Cart R(Ohms) L(mH) 2L-R
Ortoton OM 750 450 150
SuperOM 1000 580 160
S120 1680 920 160
AT150 530 350 170
AT440MLa 610 490 320
Other than the 440 they are all within +/-7% . Tempted to just match some 80Ohm resistors and correct any residual in DSP. As the errors will be low down where I am crossing over to a sub anyway all bets are off for flat response without correction
Cart R(Ohms) L(mH) 2L-R
Ortoton OM 750 450 150
SuperOM 1000 580 160
S120 1680 920 160
AT150 530 350 170
AT440MLa 610 490 320
Other than the 440 they are all within +/-7% . Tempted to just match some 80Ohm resistors and correct any residual in DSP. As the errors will be low down where I am crossing over to a sub anyway all bets are off for flat response without correction
I know I'm talking to myself here but whilst messing around calculating the effect of using a single input resistance for all the cartridges (+/-7Hz on the turnover frequency) something started nagging me. Although the 2L-R works as a nice easy rule, upping the series resistance to IIR 800Ohms moves the turnover to 500Hz and saving a zero in the design.

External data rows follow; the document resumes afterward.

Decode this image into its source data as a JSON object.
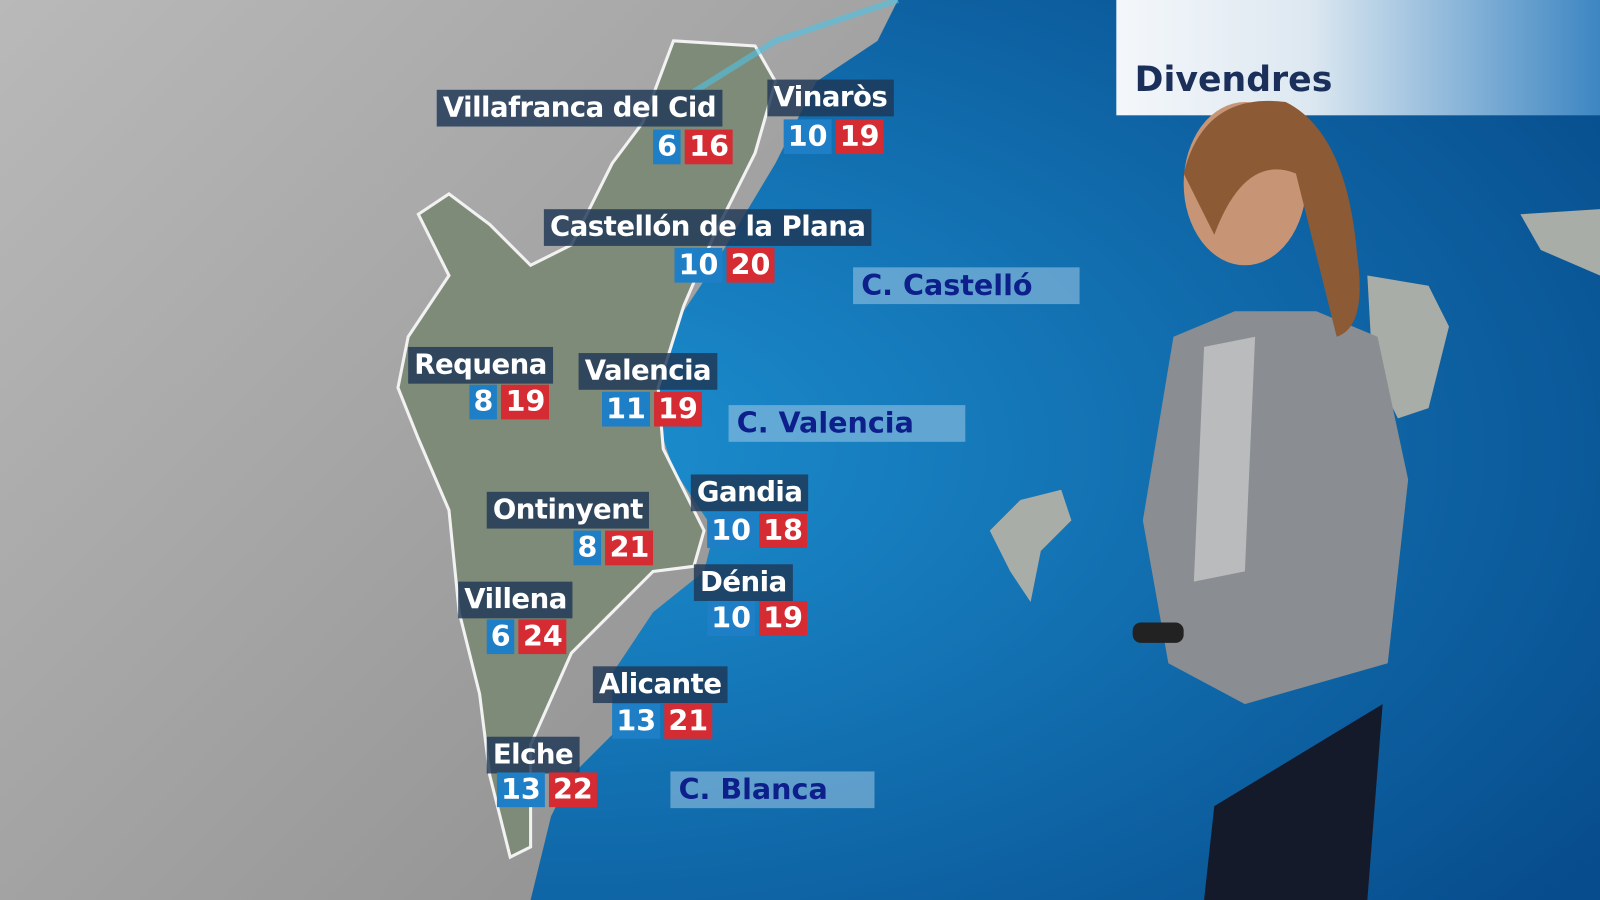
{
  "header": {
    "day": "Divendres"
  },
  "cities": [
    {
      "name": "Villafranca del Cid",
      "min": "6",
      "max": "16"
    },
    {
      "name": "Vinaròs",
      "min": "10",
      "max": "19"
    },
    {
      "name": "Castellón de la Plana",
      "min": "10",
      "max": "20"
    },
    {
      "name": "Requena",
      "min": "8",
      "max": "19"
    },
    {
      "name": "Valencia",
      "min": "11",
      "max": "19"
    },
    {
      "name": "Gandia",
      "min": "10",
      "max": "18"
    },
    {
      "name": "Ontinyent",
      "min": "8",
      "max": "21"
    },
    {
      "name": "Dénia",
      "min": "10",
      "max": "19"
    },
    {
      "name": "Villena",
      "min": "6",
      "max": "24"
    },
    {
      "name": "Alicante",
      "min": "13",
      "max": "21"
    },
    {
      "name": "Elche",
      "min": "13",
      "max": "22"
    }
  ],
  "sea_areas": [
    "C. Castelló",
    "C. Valencia",
    "C. Blanca"
  ],
  "colors": {
    "min_temp": "#1f7fc6",
    "max_temp": "#d52b33",
    "sea": "#0b5a9a",
    "land": "#8a8f8a",
    "region": "#7d8a78"
  }
}
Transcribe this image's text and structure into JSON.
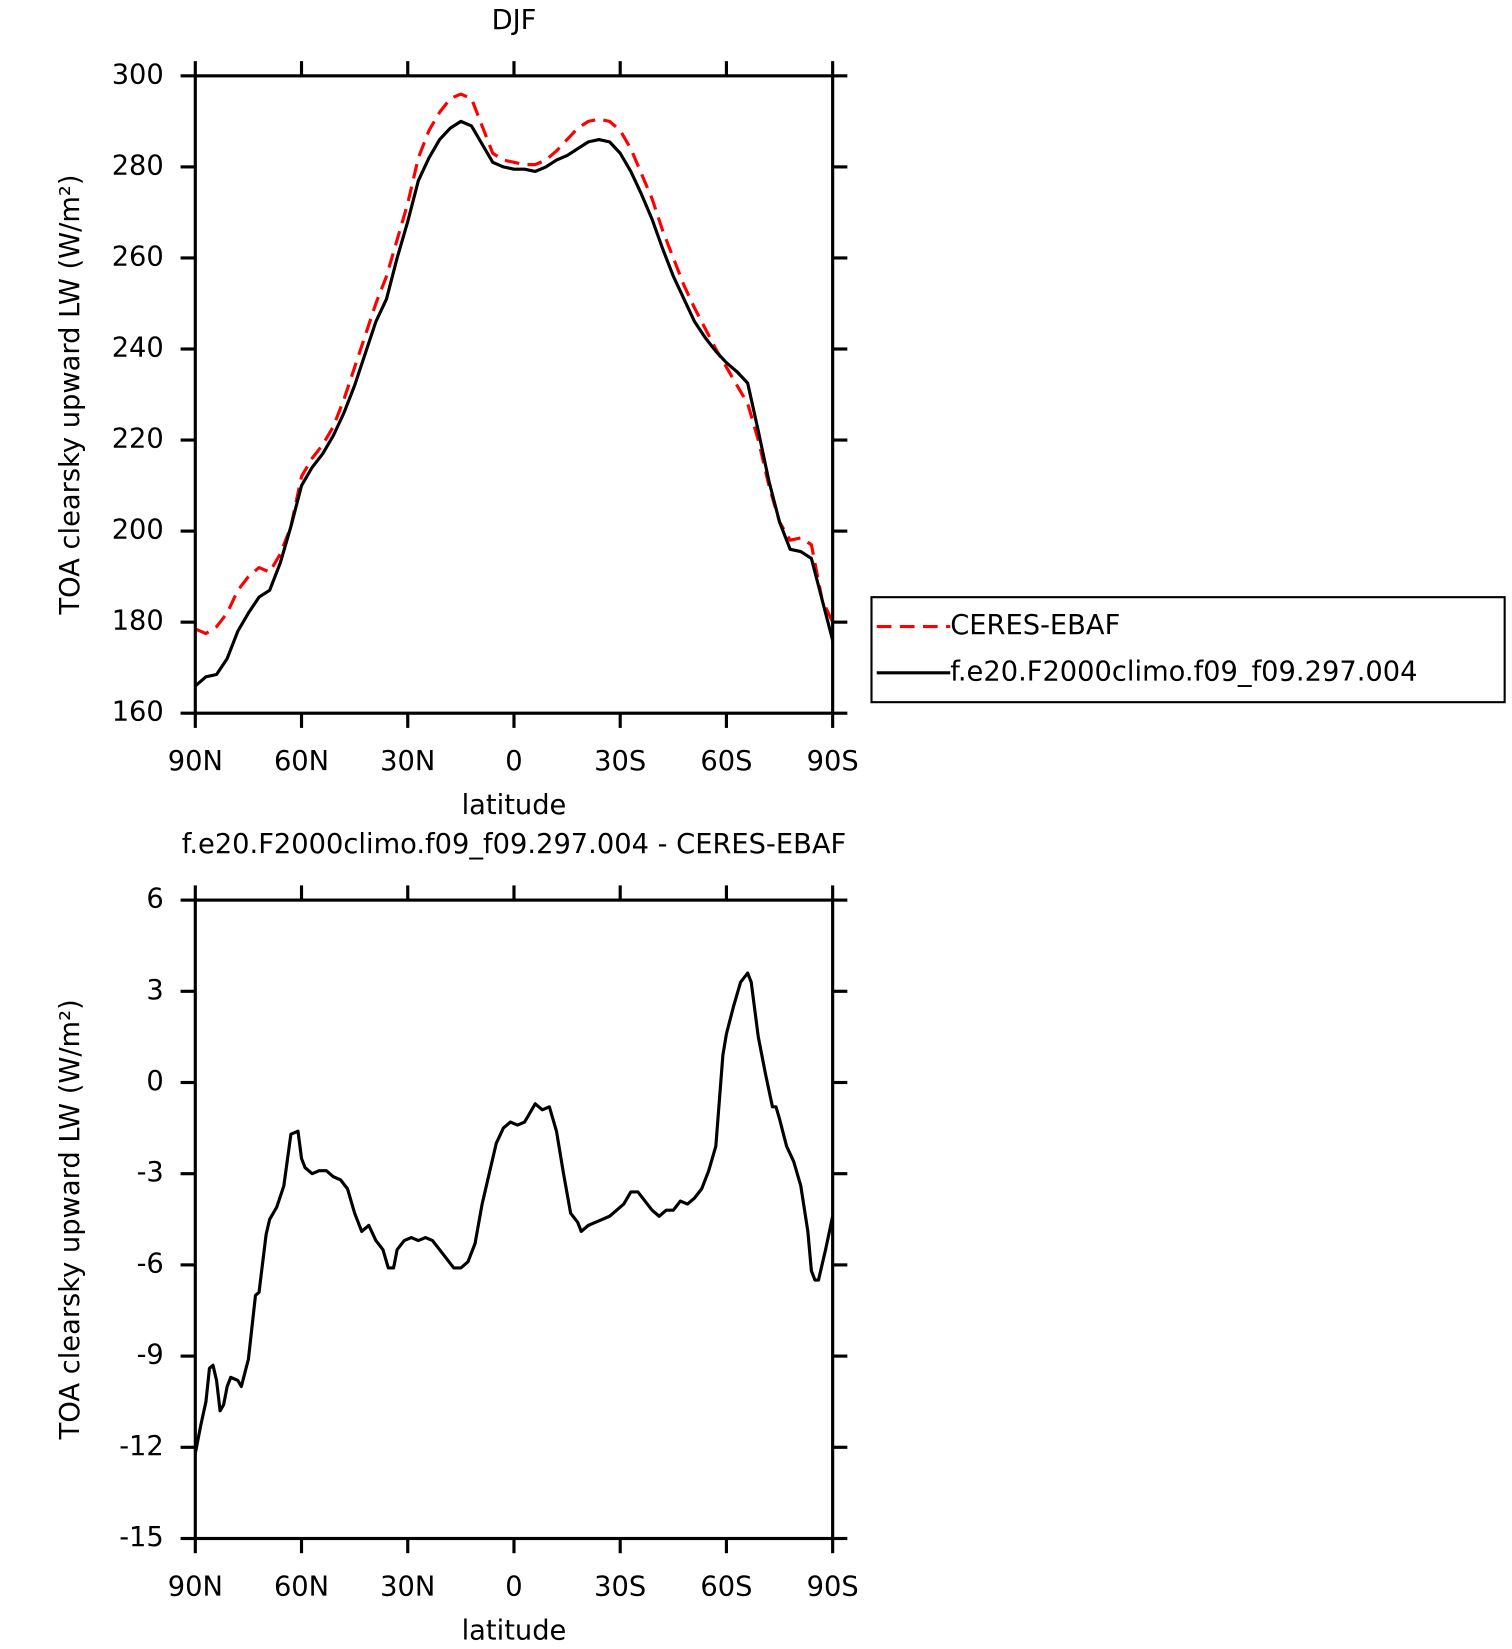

I'm clearly missing something obvious, but not sure what...
but whilst messing around calculating the effect of using a single input resistance for all the cartridges (+/-7Hz on the turnover frequency) something started nagging me. Although the 2L-R works as a nice easy rule, upping the series resistance to IIR 800Ohms moves the turnover to 500Hz and saving a zero in the design. I'm clearly missing something obvious, but not sure what...
Hi Bill, Charlie explained it properly above, IMO.
There can't be a deterministic way of converting between compliance specifications for 10Hz and 100Hz cases because they mean different things for entirely different purposes.
100Hz compliance is a restatement of what VTF is needed to achieve a certain trackability. That's how it is measured, Charlie: what VTF is required to track a 50um amplitude 100Hz groove, IIRC. From which, mechanical impedance is deduced, and expressed as though it were obtained by a spring at 100Hz. Whereas in practice impedance at 100Hz is more obtained from damping than spring.
I once wrote a calculator that used spec VTF and compliance (at either 10Hz or 100Hz) to 'triangulate' and estimate true values for both spring and damping so long as at least one of the compliance figures was known. It wasn't bad, IIRC. I have it somewhere in the archive........
But common rules of thumb for converting are just wild guesses really, and pretty useless. The focus on resonant frequency, rather than its Q, is where the train left the rails some decades ago, IMO..........
LD
Not that it matters I'm used to the loss (damping) usually as heat as being real and the oscillatory (frequency) part as imaginary. But in any case the equations are second order with mass, compliance, and damping having L, C, and R equivalents as analogs.